Em resultado das preocupações socioeconómicas e com a passagem de ano à vista alguns citadinos, como Filipa Manuel e José João, fazem apelos à reflexão e à contenção.
“Este mês é e tentação. Não podemos apenas comer e beber. É preciso fazer oração para passar bem e entrar bem no ano novo. Se você não rezar, nem ir à igreja a tentação vai te entrar”, disse Filipa Manuel, cristã professa e vendedeira.
"Para mim a ideia de que se tem que gastar mais nesta data é hipocrisia e idiotice, pois apenas é uma data comercial que faz com que as pessoas comprem mais”
“Todos os dias são para se preocupar com a família, como bem-estar do vizinho e estar e harmonia comas pessoas. Para mim a ideia de que se tem que gastar mais nesta data é hipocrisia e idiotice, pois apenas é uma data comercial que faz com que as pessoas comprem mais”, desabafou José João, operador de máquinas.
O povo angolano enfrenta dias difíceis em meio a uma crise económica severa, recorrendo à informalidade para garantir o seu sustento.
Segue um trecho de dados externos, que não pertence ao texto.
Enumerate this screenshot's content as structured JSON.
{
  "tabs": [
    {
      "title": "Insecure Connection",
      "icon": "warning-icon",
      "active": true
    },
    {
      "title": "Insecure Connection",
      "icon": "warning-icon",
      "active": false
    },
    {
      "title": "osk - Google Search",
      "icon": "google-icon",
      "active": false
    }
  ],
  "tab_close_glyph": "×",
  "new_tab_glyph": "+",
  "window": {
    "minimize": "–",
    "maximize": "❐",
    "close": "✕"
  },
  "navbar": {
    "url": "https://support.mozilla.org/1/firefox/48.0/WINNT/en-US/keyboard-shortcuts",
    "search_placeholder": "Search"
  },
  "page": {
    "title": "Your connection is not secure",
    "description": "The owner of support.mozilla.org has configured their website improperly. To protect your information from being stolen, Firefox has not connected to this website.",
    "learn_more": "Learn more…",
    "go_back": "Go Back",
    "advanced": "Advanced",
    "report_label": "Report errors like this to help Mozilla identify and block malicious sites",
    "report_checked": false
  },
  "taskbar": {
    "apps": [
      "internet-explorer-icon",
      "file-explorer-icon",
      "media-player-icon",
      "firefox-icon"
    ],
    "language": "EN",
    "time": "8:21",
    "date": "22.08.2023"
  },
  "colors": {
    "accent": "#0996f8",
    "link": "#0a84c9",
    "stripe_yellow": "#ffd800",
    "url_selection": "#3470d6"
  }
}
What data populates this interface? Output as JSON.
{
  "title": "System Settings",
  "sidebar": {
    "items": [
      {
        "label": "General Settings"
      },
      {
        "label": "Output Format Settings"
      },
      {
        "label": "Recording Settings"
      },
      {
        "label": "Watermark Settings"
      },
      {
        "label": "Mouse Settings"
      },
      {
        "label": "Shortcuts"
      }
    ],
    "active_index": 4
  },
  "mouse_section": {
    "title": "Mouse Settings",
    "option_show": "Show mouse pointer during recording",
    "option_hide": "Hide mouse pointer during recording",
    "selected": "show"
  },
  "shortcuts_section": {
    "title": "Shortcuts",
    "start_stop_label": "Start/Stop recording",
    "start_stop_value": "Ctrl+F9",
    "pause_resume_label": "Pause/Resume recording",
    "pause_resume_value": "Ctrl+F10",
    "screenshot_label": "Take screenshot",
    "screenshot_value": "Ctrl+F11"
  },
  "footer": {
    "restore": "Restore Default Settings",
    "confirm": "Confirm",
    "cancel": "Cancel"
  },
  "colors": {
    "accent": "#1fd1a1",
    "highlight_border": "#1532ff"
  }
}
Rui Mangovo, especialista em Democracia e Governação, afirma que a raiz do problema reside na má distribuição da renda nacional, exacerbada pela escassez de recursos no Orçamento Geral do Estado de 2025 para o sector social.
Mangovo critica a alocação de uma grande parte do orçamento ao pagamento da dívida pública, prevendo que essa situação não se vai alterar no próximo ano.
“Os preços dos principais produtos estão além do salário mínimo da função pública. A distribuição da renda nacional é bastante deficitária e um pequeno número abocanha tudo. A redistribuição que deveria ser o mecanismo para poder estancar a situação da pobreza, das assimetrias regionais e resolver o problema da fome, vai sendo postergado de Orçamento geral em Orçamento Geral e aquilo que é alocado para o sector social ainda é bastante exíguo para os desafios para este sector”.
Sobre o exercício económico de 2025, Rui Mangovo refere que “a programação primária, o OGE, não vai cobrir as despesas emergências, porque atende primeiramente uma dívida que é ociosa, porquanto não se vislumbrou o que foi o objectivo da dívida. Este é o primeiro falhanço do Governo”, sublinhou.
O especialista alerta que a falha na redistribuição da riqueza impede o combate à pobreza e à fome em Angola, pelo que não se pode confiar a solução para sector social do país apenas ao projecto Kwenda – Programa de transferências sociais monetárias que beneficia mais de um milhão de famílias em situação de pobreza, diz o também docente universitário de defende o sector social como prioridade no exercício económico de 2025 em Angola.
“O orçamento familiar do kwenda são aproximadamente 12 mil kwanzas e é insuficiente. Então, este sector devia ser muito mais focado, merecedor de uma prioridade da parte do Governo, por que uma população com fome e em situação grave de pobreza não tem capacidade cognitiva para contribuir com a sua força física para o desenvolvimento do país”.
Combater a corrupção, promover reformas profundas no sector da justiça e melhorar a abordagem do Governo em relação aos casos levados às barras do tribunal, é fundamental para gerar resultados sociais e económicos que podem contribuir para melhoria da distribuição da riqueza nacional, afirmou o economista e docente universitário Gaspar Fernandes para quem sem reformas profundas nenhuma medida vai produzir mudanças douradoras em 2025.
“A fraca governação, a ausência de um sistema judicial independente e a falta de fiscalização efectiva dos actos de contratos públicos. Temos que assumir que sem reformas profundas nestes pilares, as medidas actuais dificilmente produzirão mudanças duradouras.